Un journaliste peut-il être accusé de faire, délibérément ou pas, de la publicité pour un médecin (a fortiori un chirurgien exerçant son art en libéral) en le citant nommément ?  Vieille question qui trouve une nouvelle et transparente  jeunesse. C’est qu’en un clic  vous savez tout sur ce chirurgien plasticien parisien, ses lieux d’exercice, ses publications scientifiques (dont une interview du rabbin Rivon Krygier dans le cadre des « Assises Internationales du Corps Transformé »  (Université de Saint-Denis, juin 2005). Jusqu’à sa mission humanitaire à l’hôpital d’Antananarivo (Madagascar, mars 2006). Manque peut-être, encore, le détail des multiples tarifs pratiqués.

 Bel exercice de transparence pourtant que celui qui consiste, pour un commerçant, à commencer à dire une vérité sur ses prix. Comme dans le cas de Cereplas et Sebbin même si le vocabulaire employé dans le secteur du gel siliconé laisse penser que l’on est encore bien loin des codes policés de l’univers pharmaceutique.  

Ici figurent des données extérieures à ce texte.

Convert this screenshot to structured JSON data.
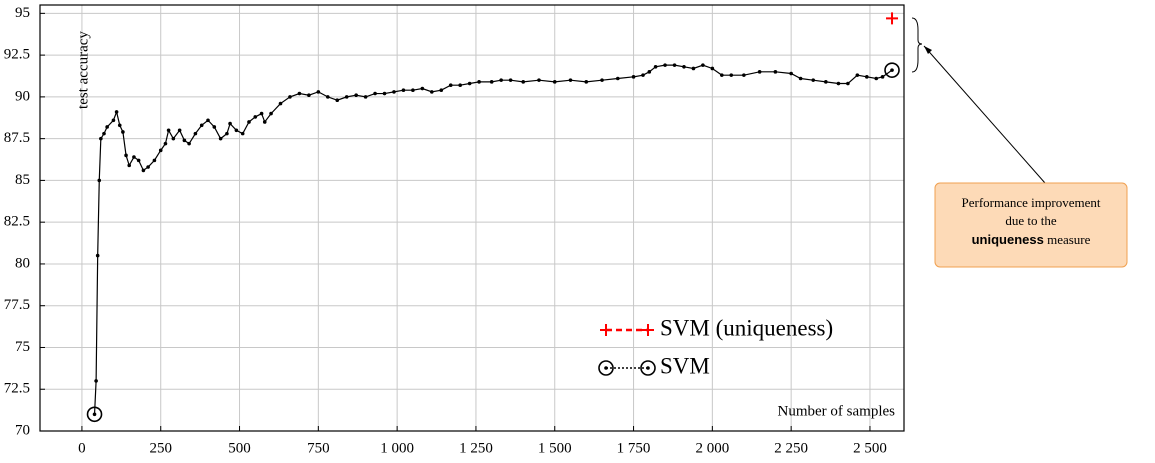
{
  "chart_data": {
    "type": "line",
    "ylabel": "test accuracy",
    "xlabel": "Number of samples",
    "xlim": [
      -133,
      2608
    ],
    "ylim": [
      70,
      95.5
    ],
    "xticks": [
      0,
      250,
      500,
      750,
      {
        "value": 1000,
        "label": "1 000"
      },
      {
        "value": 1250,
        "label": "1 250"
      },
      {
        "value": 1500,
        "label": "1 500"
      },
      {
        "value": 1750,
        "label": "1 750"
      },
      {
        "value": 2000,
        "label": "2 000"
      },
      {
        "value": 2250,
        "label": "2 250"
      },
      {
        "value": 2500,
        "label": "2 500"
      }
    ],
    "yticks": [
      70,
      72.5,
      75,
      77.5,
      80,
      82.5,
      85,
      87.5,
      90,
      92.5,
      95
    ],
    "grid": true,
    "legend": "lower right",
    "series": [
      {
        "name": "SVM (uniqueness)",
        "color": "#ff0000",
        "x": [
          2570
        ],
        "values": [
          94.7
        ]
      },
      {
        "name": "SVM",
        "color": "#000000",
        "x": [
          40,
          45,
          50,
          55,
          60,
          70,
          80,
          100,
          110,
          120,
          130,
          140,
          150,
          165,
          180,
          195,
          210,
          230,
          250,
          265,
          275,
          290,
          310,
          325,
          340,
          360,
          380,
          400,
          420,
          440,
          460,
          470,
          490,
          510,
          530,
          550,
          570,
          580,
          600,
          630,
          660,
          690,
          720,
          750,
          780,
          810,
          840,
          870,
          900,
          930,
          960,
          990,
          1020,
          1050,
          1080,
          1110,
          1140,
          1170,
          1200,
          1230,
          1260,
          1300,
          1330,
          1360,
          1400,
          1450,
          1500,
          1550,
          1600,
          1650,
          1700,
          1750,
          1780,
          1800,
          1820,
          1850,
          1880,
          1910,
          1940,
          1970,
          2000,
          2030,
          2060,
          2100,
          2150,
          2200,
          2250,
          2280,
          2320,
          2360,
          2400,
          2430,
          2460,
          2490,
          2520,
          2540,
          2570
        ],
        "values": [
          71.0,
          73,
          80.5,
          85,
          87.5,
          87.8,
          88.2,
          88.6,
          89.1,
          88.3,
          87.9,
          86.5,
          85.9,
          86.4,
          86.2,
          85.6,
          85.8,
          86.2,
          86.8,
          87.2,
          88.0,
          87.5,
          88.0,
          87.4,
          87.2,
          87.8,
          88.3,
          88.6,
          88.2,
          87.5,
          87.8,
          88.4,
          88.0,
          87.8,
          88.5,
          88.8,
          89.0,
          88.5,
          89.0,
          89.6,
          90.0,
          90.2,
          90.1,
          90.3,
          90.0,
          89.8,
          90.0,
          90.1,
          90.0,
          90.2,
          90.2,
          90.3,
          90.4,
          90.4,
          90.5,
          90.3,
          90.4,
          90.7,
          90.7,
          90.8,
          90.9,
          90.9,
          91.0,
          91.0,
          90.9,
          91.0,
          90.9,
          91.0,
          90.9,
          91.0,
          91.1,
          91.2,
          91.3,
          91.5,
          91.8,
          91.9,
          91.9,
          91.8,
          91.7,
          91.9,
          91.7,
          91.3,
          91.3,
          91.3,
          91.5,
          91.5,
          91.4,
          91.1,
          91.0,
          90.9,
          90.8,
          90.8,
          91.3,
          91.2,
          91.1,
          91.2,
          91.6
        ]
      }
    ],
    "annotation": {
      "lines": [
        "Performance improvement",
        "due to the"
      ],
      "bold": "uniqueness",
      "suffix": "measure"
    }
  }
}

La transparence, dans l’affaire/scandale des prothèses mammaires, c’est aussi ce qu’elle nous révèle de l’ampleur des pratiques touchant aux poitrines féminines. Quelques minutes d’un reportage diffusé vendredi 13 janvier au journal de 20 heures de France 2 en ont dit plus long que tous les travaux de sociologie à venir. Immersion dans un centre de chirurgie plastique disait, en substance, le titre.  

Transparence la plus totale ou pas les voiles se lèvent. Depuis Caracas on apprend que 33 000 Vénézuéliennes portent des prothèses mammaires de la marque française Poly Implant Prothèse. L’information est donnée à la presse par la ministre de la Santé Eugenia Sader. Mme Sader a rappelé que le gouvernement « a interdit en 2010 « l’usage, la distribution et la vente de ces prothèses au Venezuela ». Elle a appelé les femmes concernées « à rester calmes et à consulter un médecin » pour vérifier l’état de leurs implants. Environ 500 Vénézuéliennes ont porté plainte contre la société française. Pour faire la transparence ?

 1 Sa marque était le nom (en six lettres) d’une plante potagère de la famille des ombelliféracées (qui comprend l’aneth et l’anis, la carotte et la ciguë)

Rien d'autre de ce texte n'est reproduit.